Des fans du Paris Saint-Germain durant le match aller de Ligue des champions entre le PSG et Barcelone le 14 février 2017. | FRANCOIS MORI / AP

A la fin du match PSG-Barça, Laurent Vergne écrit : « Personne n’aurait pu parier sur un tel succès. » Eh bien, il se trompe. Nous sommes 96 à avoir misé sur le 4-0 et empoché 100 fois la mise, encore plus nombreux à avoir parié sur la victoire de Paris et touché plus ­modestement 3 fois la mise.

Dans la salle d’attente chez l’orthodontiste de mes enfants, en voyant une photo de ­Cavani dans un magazine féminin, j’ai su que Paris gagnerait et j’ai compris qu’il ­fallait que je mise gros sur ce match.

A la banque, c’était pas gagné. Après avoir fait le tour de mes Codevi, PEA, PEL, CEL, PER, la seule possibilité que m’offrait mon épargne c’était de liquider, c’est le cas de le dire, mes deux derniers PEL, ceux des enfants. Allez ! Pas de scrupules, c’est maintenant ou jamais, me murmurent les dieux du stade.

Deux garçons, vingt-huit ans cumulés, 45 euros de dépôt le 5 de chaque mois. Si j’avais eu une fille jamais je n’aurais touché à son PEL pour parier sur du sport, ou alors sur de la natation synchronisée ou de la GR mais pas sur le PSG. Prévoyant leurs études futures, j’avais réalisé dix-huit années d’épargne. Est-ce qu’ils en feront, des études ? Celui qui veut étudier, il étudie. Il n’a pas besoin de l’argent de papa. Ça aide. Oui, ça aide les gosses de riches, les autres, qu’ils se débrouillent.

« On est riche, papa ? »

Papa il en a marre de payer, et les cantines et les vacances et les chaussures de marque et le permis de conduire, sans compter les cartes Pokémon, ras le bol papa. J’ai oublié les ­cartouches d’encre et les sorties scolaires. Papa il va se payer son Olympia à lui le 6 juin avec son Envol du Pingouin, il va se monter un Tchekhov et puis partir en voyage sans vous.

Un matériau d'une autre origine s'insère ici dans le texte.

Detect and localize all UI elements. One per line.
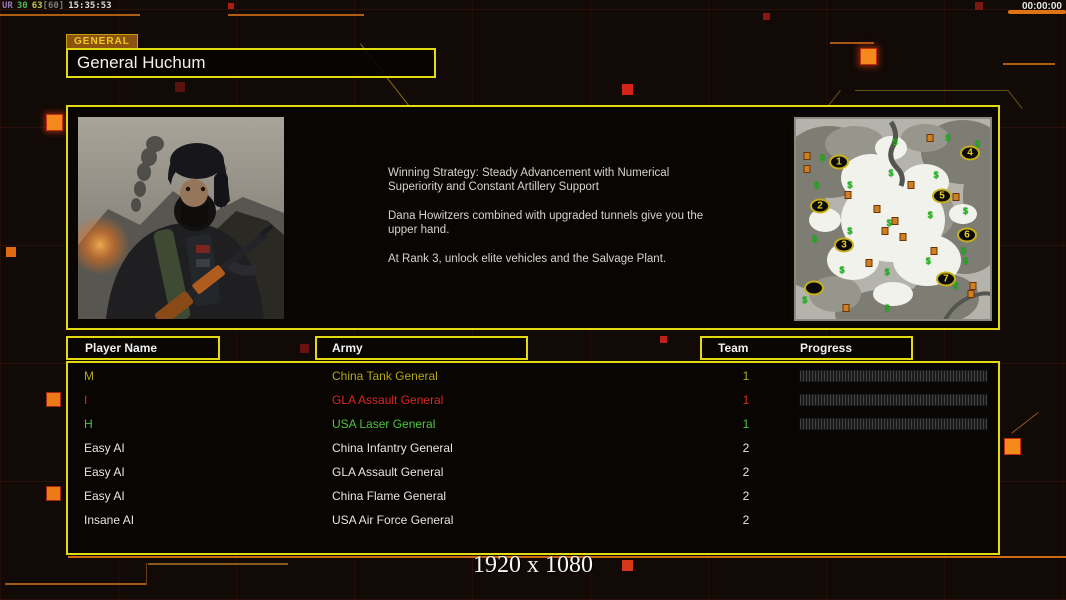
supply-marker-icon: $ bbox=[892, 137, 897, 147]
empty-position-marker bbox=[804, 281, 824, 296]
general-portrait bbox=[78, 117, 284, 319]
strategy-text: Winning Strategy: Steady Advancement wit… bbox=[388, 166, 706, 281]
start-position-marker: 4 bbox=[960, 145, 980, 160]
progress-bar bbox=[799, 370, 988, 383]
army-cell: China Flame General bbox=[332, 489, 446, 503]
army-cell: GLA Assault General bbox=[332, 465, 443, 479]
team-cell: 2 bbox=[737, 513, 755, 527]
army-cell: China Infantry General bbox=[332, 441, 453, 455]
fps-segment: UR bbox=[2, 1, 13, 11]
decor-square bbox=[228, 3, 234, 9]
start-position-marker: 6 bbox=[957, 227, 977, 242]
decor-square bbox=[300, 344, 309, 353]
supply-marker-icon: $ bbox=[926, 256, 931, 266]
army-cell: GLA Assault General bbox=[332, 393, 443, 407]
minimap: $$$$$$$$$$$$$$$$$$$$$1234567 bbox=[794, 117, 992, 321]
supply-marker-icon: $ bbox=[885, 303, 890, 313]
progress-bar bbox=[799, 394, 988, 407]
decor-square bbox=[175, 82, 185, 92]
table-row: Easy AIChina Flame General2 bbox=[68, 484, 998, 508]
decor-square bbox=[622, 560, 633, 571]
supply-marker-icon: $ bbox=[928, 210, 933, 220]
decor-square bbox=[46, 114, 63, 131]
progress-bar bbox=[799, 418, 988, 431]
player-name-cell: I bbox=[84, 393, 87, 407]
fps-segment: [60] bbox=[43, 1, 65, 11]
match-timer: 00:00:00 bbox=[1022, 1, 1062, 12]
roster-rows: MChina Tank General1IGLA Assault General… bbox=[68, 364, 998, 532]
team-cell: 2 bbox=[737, 489, 755, 503]
strategy-paragraph: Winning Strategy: Steady Advancement wit… bbox=[388, 166, 706, 194]
team-cell: 1 bbox=[737, 393, 755, 407]
fps-segment: 30 bbox=[17, 1, 28, 11]
player-name-cell: Insane AI bbox=[84, 513, 134, 527]
column-header-army: Army bbox=[315, 336, 528, 360]
structure-marker-icon bbox=[931, 247, 938, 255]
supply-marker-icon: $ bbox=[802, 295, 807, 305]
start-position-marker: 1 bbox=[829, 155, 849, 170]
player-name-cell: M bbox=[84, 369, 94, 383]
start-position-marker: 7 bbox=[936, 271, 956, 286]
table-row: Insane AIUSA Air Force General2 bbox=[68, 508, 998, 532]
army-cell: USA Laser General bbox=[332, 417, 435, 431]
supply-marker-icon: $ bbox=[963, 206, 968, 216]
decor-square bbox=[1004, 438, 1021, 455]
structure-marker-icon bbox=[803, 165, 810, 173]
player-name-cell: Easy AI bbox=[84, 441, 125, 455]
team-cell: 2 bbox=[737, 441, 755, 455]
supply-marker-icon: $ bbox=[945, 133, 950, 143]
strategy-paragraph: Dana Howitzers combined with upgraded tu… bbox=[388, 209, 706, 237]
team-cell: 1 bbox=[737, 417, 755, 431]
decor-line bbox=[228, 14, 364, 16]
decor-square bbox=[46, 486, 61, 501]
table-row: IGLA Assault General1 bbox=[68, 388, 998, 412]
structure-marker-icon bbox=[874, 205, 881, 213]
minimap-markers: $$$$$$$$$$$$$$$$$$$$$1234567 bbox=[795, 118, 991, 320]
decor-line bbox=[1007, 89, 1023, 109]
supply-marker-icon: $ bbox=[840, 265, 845, 275]
supply-marker-icon: $ bbox=[934, 170, 939, 180]
structure-marker-icon bbox=[866, 259, 873, 267]
supply-marker-icon: $ bbox=[820, 153, 825, 163]
decor-line bbox=[148, 563, 288, 565]
supply-marker-icon: $ bbox=[814, 180, 819, 190]
decor-square bbox=[860, 48, 877, 65]
table-row: HUSA Laser General1 bbox=[68, 412, 998, 436]
structure-marker-icon bbox=[952, 193, 959, 201]
decor-square bbox=[763, 13, 770, 20]
supply-marker-icon: $ bbox=[847, 180, 852, 190]
strategy-paragraph: At Rank 3, unlock elite vehicles and the… bbox=[388, 252, 706, 266]
start-position-marker: 5 bbox=[932, 188, 952, 203]
structure-marker-icon bbox=[907, 181, 914, 189]
supply-marker-icon: $ bbox=[963, 256, 968, 266]
decor-square bbox=[975, 2, 983, 10]
table-row: Easy AIGLA Assault General2 bbox=[68, 460, 998, 484]
screen: UR3063[60]15:35:53 00:00:00 GENERAL Gene… bbox=[0, 0, 1066, 600]
decor-square bbox=[46, 392, 61, 407]
column-header-player-name: Player Name bbox=[66, 336, 220, 360]
structure-marker-icon bbox=[970, 282, 977, 290]
column-header-team-progress: Team Progress bbox=[700, 336, 913, 360]
fps-segment: 63 bbox=[32, 1, 43, 11]
supply-marker-icon: $ bbox=[889, 168, 894, 178]
general-tab: GENERAL bbox=[66, 34, 138, 48]
fps-segment: 15:35:53 bbox=[68, 1, 111, 11]
table-row: MChina Tank General1 bbox=[68, 364, 998, 388]
army-cell: USA Air Force General bbox=[332, 513, 453, 527]
structure-marker-icon bbox=[882, 227, 889, 235]
player-name-cell: Easy AI bbox=[84, 489, 125, 503]
supply-marker-icon: $ bbox=[961, 246, 966, 256]
player-name-cell: H bbox=[84, 417, 93, 431]
structure-marker-icon bbox=[968, 290, 975, 298]
structure-marker-icon bbox=[927, 134, 934, 142]
decor-line bbox=[5, 583, 147, 585]
structure-marker-icon bbox=[842, 304, 849, 312]
structure-marker-icon bbox=[899, 233, 906, 241]
decor-line bbox=[146, 563, 147, 585]
structure-marker-icon bbox=[891, 217, 898, 225]
structure-marker-icon bbox=[803, 152, 810, 160]
army-cell: China Tank General bbox=[332, 369, 438, 383]
start-position-marker: 2 bbox=[810, 199, 830, 214]
player-name-cell: Easy AI bbox=[84, 465, 125, 479]
resolution-label: 1920 x 1080 bbox=[473, 552, 593, 579]
team-cell: 2 bbox=[737, 465, 755, 479]
decor-line bbox=[855, 90, 1007, 91]
start-position-marker: 3 bbox=[834, 238, 854, 253]
fps-overlay: UR3063[60]15:35:53 bbox=[2, 1, 116, 11]
decor-square bbox=[660, 336, 667, 343]
structure-marker-icon bbox=[844, 191, 851, 199]
decor-line bbox=[0, 14, 140, 16]
decor-square bbox=[622, 84, 633, 95]
supply-marker-icon: $ bbox=[847, 226, 852, 236]
supply-marker-icon: $ bbox=[812, 234, 817, 244]
supply-marker-icon: $ bbox=[885, 267, 890, 277]
page-title: General Huchum bbox=[66, 48, 436, 78]
portrait-image bbox=[78, 117, 284, 319]
decor-line bbox=[830, 42, 874, 44]
decor-line bbox=[1011, 412, 1038, 434]
table-row: Easy AIChina Infantry General2 bbox=[68, 436, 998, 460]
decor-line bbox=[1003, 63, 1055, 65]
player-roster-panel: MChina Tank General1IGLA Assault General… bbox=[66, 361, 1000, 555]
column-header-team: Team bbox=[718, 338, 748, 358]
team-cell: 1 bbox=[737, 369, 755, 383]
decor-square bbox=[6, 247, 16, 257]
column-header-progress: Progress bbox=[800, 338, 852, 358]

« Vous avez 18 486 euros disponibles mais je ne vous conseille pas de tout retirer, c’est pas très prudent.

– Vous avez raison, je vais laisser 6 euros. Ce sera pour les copies doubles des mômes. »

J’ai mis 15 000 euros sur une victoire et 3 480 euros sur le + 4. J’aurais dû faire l’inverse mais bon. Et puis je me suis désintéressé du match. Cette prise de risque et le reniement de mes enfants pendant quarante-huit heures c’était très violent, je ne vous dis pas l’angoisse.

Mon fils, je l’entendais, a vu les deux premiers buts en tout petit sur la mosaïque des programmes, j’étais dans la cuisine à faire une pâte brisée. Je ne voulais rien savoir, de toute façon rien ne dit qu’ils voudront faire des études. Di Maria ! Draxler ! 2-0.

« Comment tu fais pour suivre sur un truc minuscule ? Prends l’abonnement, on est riches.

– On est riches, papa ?

– Dans une mi-temps oui, très riches. Tu veux faire quoi quand tu seras grand ?

– Editeur !

– Ah oui ! Ça coûte cher ça ? »

Di Maria en a mis un second, en Cinémascope, et Cavani, mon guide, mon compas, ma règle Cras, a marqué le quatrième. Il fallait que ça s’arrête là, que plus personne ne marque, que le score ne bouge plus. Et ce fut le cas.

J’ai touché 45 000 euros pour la victoire et 348 000 euros pour les 4 buts. 393 000 euros, sans compter les 6 euros des copies doubles.

Chez ma dermato psy, je suis tombé sur une photo de Rabiot, le joueur du PSG, et son ­esprit m’a dit : « Maintenant ou jamais. » J’ai obéi, j’ai parié pour le match retour. Tout ? Oui ! Tout. Et même les copies doubles.